After years of stagnating around 20 percent of Congress, record-breaking numbers of women are running for House, Senate and governor. They were joined by unprecedented numbers of L.G.B.T. and minority candidates.
Every primary night seemed to bring another first: Michigan’s Rashida Tlaib and Minnesota’s Ilhan Omar are likely to be the first Muslim women in Congress; Deb Haaland of New Mexico is poised to be the first Native American woman; and Gina Ortiz Jones, of Texas, could become the first Filipina-American. And in Vermont, Christine Hallquist became the first transgender candidate for governor on a major party ticket.

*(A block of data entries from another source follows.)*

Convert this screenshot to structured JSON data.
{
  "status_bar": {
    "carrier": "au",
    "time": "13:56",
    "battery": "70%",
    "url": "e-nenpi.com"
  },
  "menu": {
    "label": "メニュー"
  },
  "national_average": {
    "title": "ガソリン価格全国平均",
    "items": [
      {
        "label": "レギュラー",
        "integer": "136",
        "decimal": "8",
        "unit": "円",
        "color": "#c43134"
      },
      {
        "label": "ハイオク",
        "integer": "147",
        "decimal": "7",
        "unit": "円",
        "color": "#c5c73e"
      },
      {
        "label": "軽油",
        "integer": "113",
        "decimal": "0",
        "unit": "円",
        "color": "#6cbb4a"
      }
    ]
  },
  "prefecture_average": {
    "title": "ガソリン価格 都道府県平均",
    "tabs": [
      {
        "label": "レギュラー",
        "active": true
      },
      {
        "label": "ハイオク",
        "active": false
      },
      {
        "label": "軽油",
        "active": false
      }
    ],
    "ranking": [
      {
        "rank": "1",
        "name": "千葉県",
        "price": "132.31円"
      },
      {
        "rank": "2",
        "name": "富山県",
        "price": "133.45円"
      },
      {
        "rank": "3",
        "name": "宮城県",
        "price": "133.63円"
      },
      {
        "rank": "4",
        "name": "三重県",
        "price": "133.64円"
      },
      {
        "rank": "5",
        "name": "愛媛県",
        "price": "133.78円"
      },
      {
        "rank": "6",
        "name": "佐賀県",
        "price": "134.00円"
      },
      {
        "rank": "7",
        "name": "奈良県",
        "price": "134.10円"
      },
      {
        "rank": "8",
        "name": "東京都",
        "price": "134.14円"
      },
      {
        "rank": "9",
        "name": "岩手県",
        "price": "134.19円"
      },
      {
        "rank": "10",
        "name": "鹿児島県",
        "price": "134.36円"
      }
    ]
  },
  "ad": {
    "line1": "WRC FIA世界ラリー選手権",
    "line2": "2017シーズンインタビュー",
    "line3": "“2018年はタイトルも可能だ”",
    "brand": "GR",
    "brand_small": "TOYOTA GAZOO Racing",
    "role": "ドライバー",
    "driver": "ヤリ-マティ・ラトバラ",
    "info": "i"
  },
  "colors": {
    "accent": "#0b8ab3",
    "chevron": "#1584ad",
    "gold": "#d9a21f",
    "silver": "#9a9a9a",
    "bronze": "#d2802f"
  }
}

Jonathan Martin’s district of the week
We’re starting what we hope will be a regular feature: Tapping the brain of our national political correspondent Jonathan Martin. No one knows political trivia — or where to find the best nosh on the campaign trail — better. He sent us this:
Like many of you, I have the Carolinas on my mind this week. And I can’t think of the Carolinas without thinking of Charleston.
Few cities have been impacted by a storm like the Holy City. Hurricane Hugo devastated Charleston in 1989, and the legacy of legendary former Mayor Joseph P. Riley Jr. is inextricably linked to the recovery he helped oversee. (How much does Charleston love its still-alive-and-well former mayor? They named their new minor league baseball stadium after him, and quickly short-handed it as “The Joe”).
Lisa tells me this is the part of these riffs where I have to offer restaurant suggestions, so here goes: The Ordinary, a really neat space in an old bank downtown, or The Wreck, which is a beer-served-in-a-can beauty on Shem Creek over in Mt. Pleasant.
I am hardly alone in my weakness for the charms of Charleston, and as more folks move to the area, its politics are changing. While still Republican-leaning, the congressional district that takes in most of the city could feature one of this year’s sleeper races. Republicans there ousted Representative Mark Sanford in a primary earlier this year and are running Katie Arrington, an enthusiastic backer of President Trump, against the Democrat Joe Cunningham, a local attorney.
It is one of those districts where, if Mr. Trump’s fortunes don’t improve, Republicans could find themselves in an unexpectedly competitive race.